PKV sieht sich als nachhaltiger Finanzier für das Gesundheitssystem

Donnerstag, 23. Juni 2016

Berlin – Der Verband der Privaten Krankenversicherer (PKV) sieht sich trotz der Zins- und Beitragsentwicklung auf einem guten Weg. Entgegen anderslautender Medienberichte seien die Beiträge in der PKV weniger stark als in der Gesetzlichen Kran­ken­ver­siche­rung (GKV) gestiegen, sagte Uwe Laue, der Vorsitzende des PKV-Verbandes, heute in Berlin. So hätten Millionen Privatversicherte 2016 keine Beitrags­erhöhungen erhalten. Außerdem gebe es auch Versicherte, die von Beitragssenkungen profitieren konnten. Bei vielen der 42 Mitgliedsunternehmen sei seit Jahren keine Beitragserhöhung mehr vorgenommen worden.

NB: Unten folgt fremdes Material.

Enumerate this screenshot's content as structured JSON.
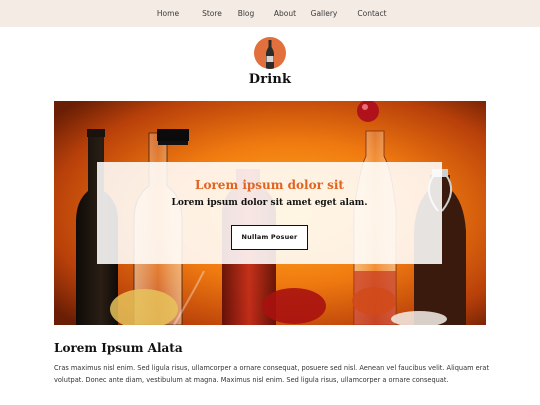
{
  "nav": {
    "items": [
      {
        "label": "Home"
      },
      {
        "label": "Store"
      },
      {
        "label": "Blog"
      },
      {
        "label": "About"
      },
      {
        "label": "Gallery"
      },
      {
        "label": "Contact"
      }
    ]
  },
  "site": {
    "logo_icon": "wine-bottle-icon",
    "title": "Drink"
  },
  "hero": {
    "headline": "Lorem ipsum dolor sit",
    "subheadline": "Lorem ipsum dolor sit amet eget alam.",
    "button_label": "Nullam Posuer"
  },
  "main": {
    "heading": "Lorem Ipsum Alata",
    "paragraph": "Cras maximus nisl enim. Sed ligula risus, ullamcorper a ornare consequat, posuere sed nisl. Aenean vel faucibus velit. Aliquam erat volutpat. Donec ante diam, vestibulum at magna. Maximus nisl enim. Sed ligula risus, ullamcorper a ornare consequat."
  },
  "colors": {
    "nav_background": "#f4ebe5",
    "accent": "#e2631f",
    "logo_circle": "#e2703c"
  }
}
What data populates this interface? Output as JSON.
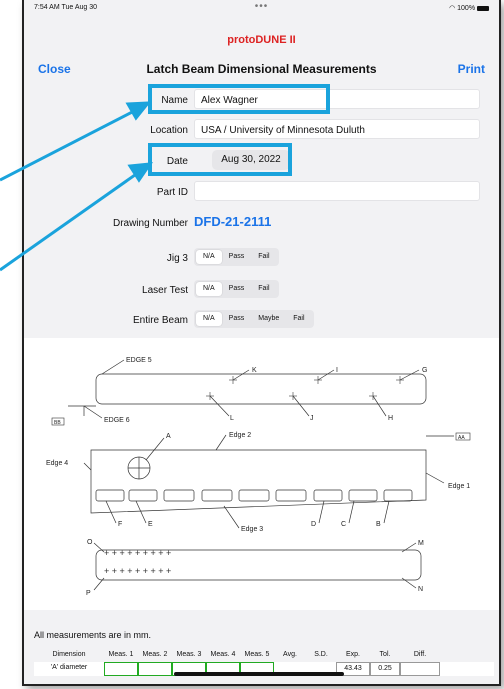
{
  "status": {
    "time": "7:54 AM  Tue Aug 30",
    "dots": "•••",
    "battery": "100%"
  },
  "app_title": "protoDUNE II",
  "nav": {
    "close": "Close",
    "title": "Latch Beam Dimensional Measurements",
    "print": "Print"
  },
  "form": {
    "name_label": "Name",
    "name_value": "Alex Wagner",
    "location_label": "Location",
    "location_value": "USA / University of Minnesota Duluth",
    "date_label": "Date",
    "date_value": "Aug 30, 2022",
    "partid_label": "Part ID",
    "partid_value": "",
    "drawing_label": "Drawing Number",
    "drawing_value": "DFD-21-2111"
  },
  "tests": {
    "jig3": {
      "label": "Jig 3",
      "options": [
        "N/A",
        "Pass",
        "Fail"
      ],
      "selected": "N/A"
    },
    "laser": {
      "label": "Laser Test",
      "options": [
        "N/A",
        "Pass",
        "Fail"
      ],
      "selected": "N/A"
    },
    "beam": {
      "label": "Entire Beam",
      "options": [
        "N/A",
        "Pass",
        "Maybe",
        "Fail"
      ],
      "selected": "N/A"
    }
  },
  "drawing_labels": {
    "edge5": "EDGE 5",
    "edge6": "EDGE 6",
    "k": "K",
    "i": "I",
    "g": "G",
    "l": "L",
    "j": "J",
    "h": "H",
    "bb": "BB",
    "a": "A",
    "edge2": "Edge 2",
    "edge4": "Edge 4",
    "aa": "AA",
    "edge1": "Edge 1",
    "f": "F",
    "e": "E",
    "d": "D",
    "c": "C",
    "b": "B",
    "edge3": "Edge 3",
    "o": "O",
    "m": "M",
    "p": "P",
    "n": "N"
  },
  "measure_note": "All measurements are in mm.",
  "table": {
    "headers": [
      "Dimension",
      "Meas. 1",
      "Meas. 2",
      "Meas. 3",
      "Meas. 4",
      "Meas. 5",
      "Avg.",
      "S.D.",
      "Exp.",
      "Tol.",
      "Diff."
    ],
    "row": {
      "dimension": "'A' diameter",
      "exp": "43.43",
      "tol": "0.25"
    }
  }
}
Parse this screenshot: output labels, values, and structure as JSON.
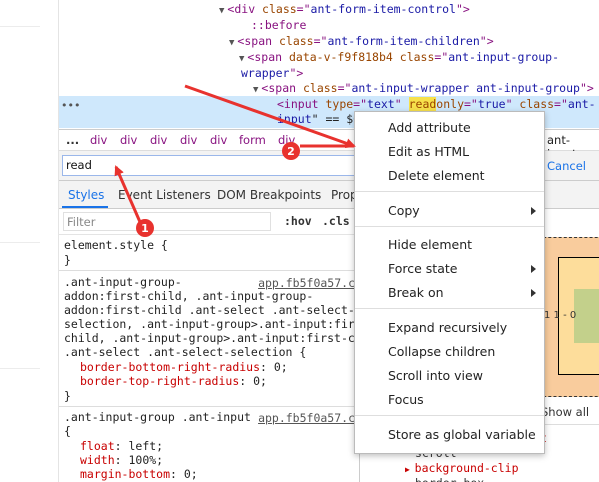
{
  "dom_tree": {
    "line1": {
      "open": "<div ",
      "attr": "class",
      "eq": "=\"",
      "val": "ant-form-item-control",
      "close": "\">"
    },
    "line2": "::before",
    "line3": {
      "open": "<span ",
      "attr": "class",
      "eq": "=\"",
      "val": "ant-form-item-children",
      "close": "\">"
    },
    "line4": {
      "open": "<span ",
      "attr1": "data-v-f9f818b4",
      "attr2": "class",
      "eq": "=\"",
      "val": "ant-input-group-",
      "close": "\""
    },
    "line4b": {
      "val": "wrapper",
      "close": "\">"
    },
    "line5": {
      "open": "<span ",
      "attr": "class",
      "eq": "=\"",
      "val": "ant-input-wrapper ant-input-group",
      "close": "\">"
    },
    "line6": {
      "open": "<input ",
      "attr1": "type",
      "val1": "text",
      "attr2_hl": "read",
      "attr2_rest": "only",
      "val2": "true",
      "attr3": "class",
      "val3": "ant-"
    },
    "line6b": {
      "val": "input",
      "rest": "\" == $0"
    },
    "dots": "•••"
  },
  "breadcrumbs": {
    "dots": "...",
    "items": [
      "div",
      "div",
      "div",
      "div",
      "div",
      "form",
      "div"
    ],
    "last": "ant-input"
  },
  "search": {
    "value": "read",
    "cancel": "Cancel"
  },
  "tabs": [
    "Styles",
    "Event Listeners",
    "DOM Breakpoints",
    "Prop"
  ],
  "filter": {
    "placeholder": "Filter",
    "hov": ":hov",
    "cls": ".cls"
  },
  "styles": {
    "rule1_selector": "element.style {",
    "rule1_close": "}",
    "rule2_src": "app.fb5f0a57.c",
    "rule2_selector": [
      ".ant-input-group-",
      "addon:first-child, .ant-input-group-",
      "addon:first-child .ant-select .ant-select-",
      "selection, .ant-input-group>.ant-input:first",
      "child, .ant-input-group>.ant-input:first-chi",
      ".ant-select .ant-select-selection {"
    ],
    "rule2_props": [
      {
        "name": "border-bottom-right-radius",
        "value": " 0;"
      },
      {
        "name": "border-top-right-radius",
        "value": " 0;"
      }
    ],
    "rule2_close": "}",
    "rule3_src": "app.fb5f0a57.c",
    "rule3_selector": ".ant-input-group .ant-input",
    "rule3_open": "{",
    "rule3_props": [
      {
        "name": "float",
        "value": " left;"
      },
      {
        "name": "width",
        "value": " 100%;"
      },
      {
        "name": "margin-bottom",
        "value": " 0;"
      }
    ]
  },
  "computed": {
    "box_nums": "1  1  -  0",
    "show_all": "Show all",
    "lines": [
      "t",
      "scroll",
      "background-clip",
      "border-box"
    ]
  },
  "context_menu": {
    "items": [
      "Add attribute",
      "Edit as HTML",
      "Delete element",
      "Copy",
      "Hide element",
      "Force state",
      "Break on",
      "Expand recursively",
      "Collapse children",
      "Scroll into view",
      "Focus",
      "Store as global variable"
    ]
  },
  "annotations": {
    "badge1": "1",
    "badge2": "2"
  },
  "colors": {
    "annotation_red": "#e8322e",
    "selection": "#cfe8fc",
    "highlight": "#f7e14b",
    "accent": "#1a73e8"
  }
}
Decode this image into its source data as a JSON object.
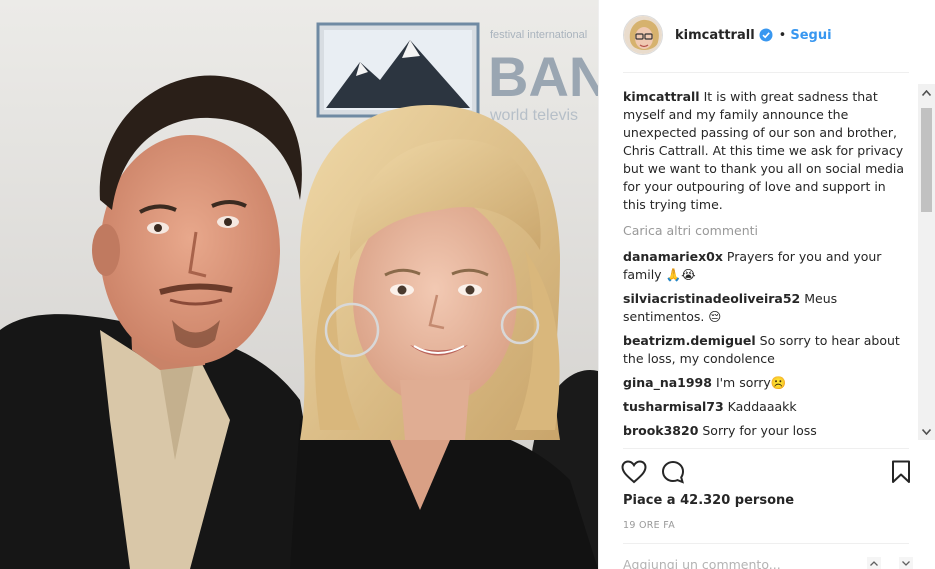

Im Vergleich zwischen GKV und PKV sei die langfristige Beitragsentwicklung sehr vergleichbar verlaufen. Die aktuelle Niedrigzinspolitik mache es den Versicherern allerdings schwerer, neue Gelder gewinnbringend anzulegen. „Die PKV kalkuliert mit ehrlichen Preisen, so dass sinkende Zinserträge durch entsprechend höhere Eigenbeiträge ausgeglichen werden müssen“, sagte Laue. Der Verband wirbt bei der Politik dafür, künftig ihre Rechnungszinsen zeitnaher und regelmäßig an das geänderte Zinsniveau anpassen zu dürfen. Derzeit gebe es laut dem Versicherungsaufsichtsgesetz aus Sicht der PKV zu starre Schwellenwerte.

Nach Ansicht des PKV-Verbandes sei auch die Reform zur Gebührenordnung für Ärzte (GOÄ) auf einem guten Weg. Man habe „eine sehr gute fachliche Arbeit“ sowie einen „ausgewogenen Kompromiss“ erarbeitet, erklärte Laue vor den Teilnehmern der Jahrestagung. Die deutliche Stärkung der sprechenden Medizin sei hierbei ein wichtiger Schritt. „Die Verhandlungen laufen mit allen wichtigen Verhandlungspartnern weiter. Wir haben das Ziel, bis Ende des Jahres einen gemeinsamen Vorschlag einzureichen. Dann liegt es am Gesetzgeber, wie er den Vorschlag auf den parlamentarischen Weg bringt“, sagte Laue im Anschluss vor Journalisten.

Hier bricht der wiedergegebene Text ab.